Этой беспокойной ночью Лему вновь снился тревожный сон. Он был одним из тех, которые испаряются через несколько минут после пробуждения, словно утренняя дымка в летний день, но оставляют ощущение незащищенности и ожидания далекой и неминуемой беды. Во сне Лем уменьшился до совсем крошечных размеров. Он брел по темному сырому тоннелю, который то сужался, давя тоннами металла стен, то расширялся настолько, что от одной стены не было видно противоположной. Лем шел и дрожал, будто бы от холода, как тогда, на плацу. Но в глубине души он знал, что это страх тонкими пальцами, толщиной с вязальную спицу, щекочет его. Животный ужас липким облаком витал вокруг малого человечка в тоннеле, потому что он боялся крыс. Лем брел в темноте, опираясь на стену. Периодически он что есть мочи вжимался в нее всем своим исхудавшим в тюрьме телом, слыша шорохи и топот маленьких лапок. Подпольщик прижимался к металлу спиной и таращился в темноту, до боли напрягая слух. Крысы были огромные и мерзкие, с длинными грязными хвостами, и они ищут Лема и найдут, если он не будет стоять без движения. Крыс не было видно, но Лем чувствовал, что они рядом, повсюду в этих бесконечных коридорах и тоннелях, жаждут схватить его, маленького человека, своими мерзкими когтями. Впиться острыми, как бритва, зубами в ноги и тащить, тащить в свои бесконечные норы на корм отвратительным детенышам.

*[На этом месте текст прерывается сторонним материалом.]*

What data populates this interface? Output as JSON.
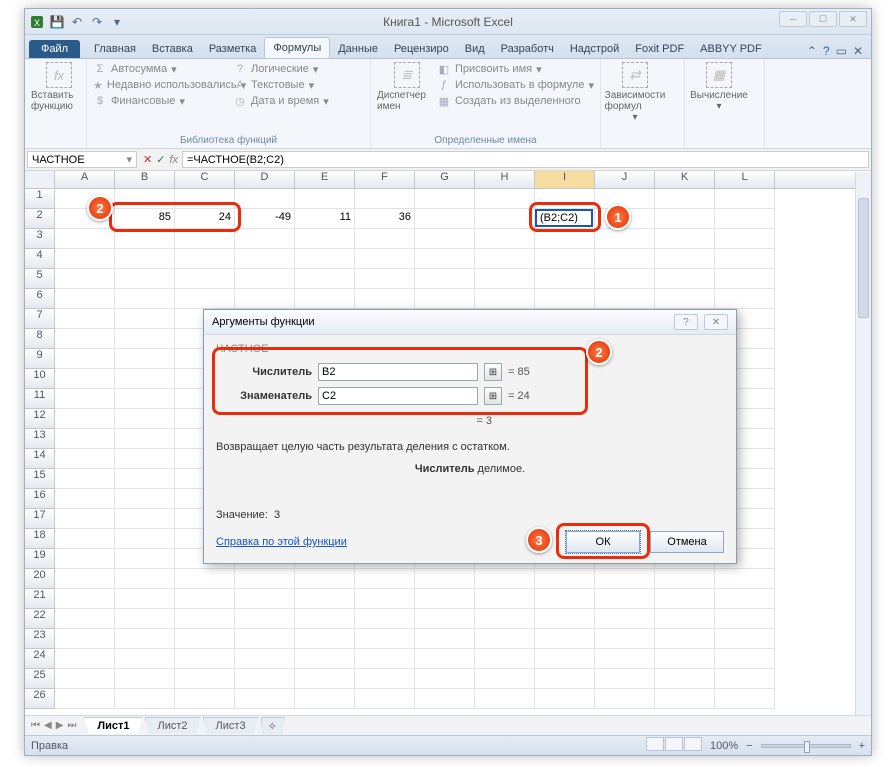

Лем шагал и вжимался в стены, снова шагал и замирал, сердце его колотилось так сильно, что, казалось, могло своими ударами сломать ему грудную клетку. Стараясь быть как можно тише, революционер почти бесшумно крался вперед, потому что был уверен – в этом тоннеле есть только один выход. И куда бы он ни вел, нужно его найти, чтобы не остаться с этими огромными крысами наедине. Они все бегали вокруг, не показываясь на глаза. Грохотали своими огромными когтистыми лапищами, не издавая ни звука.

Вдруг Лем увидел впереди свою тень. Она была очень длинной и превратила его в настоящего гиганта, который бы мог разбросать всех крыс по их норам и гнездищам. Только тень не появляется в кромешной тьме. Лем резко обернулся и увидел свет далеко-далеко позади себя. Свет висел очень высоко и двигался на маленького человека. И тут Лем услышал стук колес и бросил взгляд под ноги. Под его подошвами откуда-то появились рельсы.

«Это значит», – мелькнула догадка у Лема.

Это значит, что нечто, похожее на огромную вагонетку, едет прямо на него и не собирается останавливаться. В панике Лем пошарил взглядом вокруг и не нашел места, где можно было бы спрятаться и пропустить ее мимо себя. Лечь на рельсы и пропустить ее над собой? Не вариант. К стене тоже не прижмешься. Положение Лема явно ухудшалось. Его тень становилась все короче, а рельсы дрожали ощутимее. Подпольщик крутился на месте, пытаясь придумать, куда же ему деться, как вдруг сзади донесся громогласный гудок. Он был настолько громкий, что в тело Лема будто впились тысячи иголок, а в глазах помутилось.

Решение возникло мгновенно. Лем бросился бежать вперед по тоннелю.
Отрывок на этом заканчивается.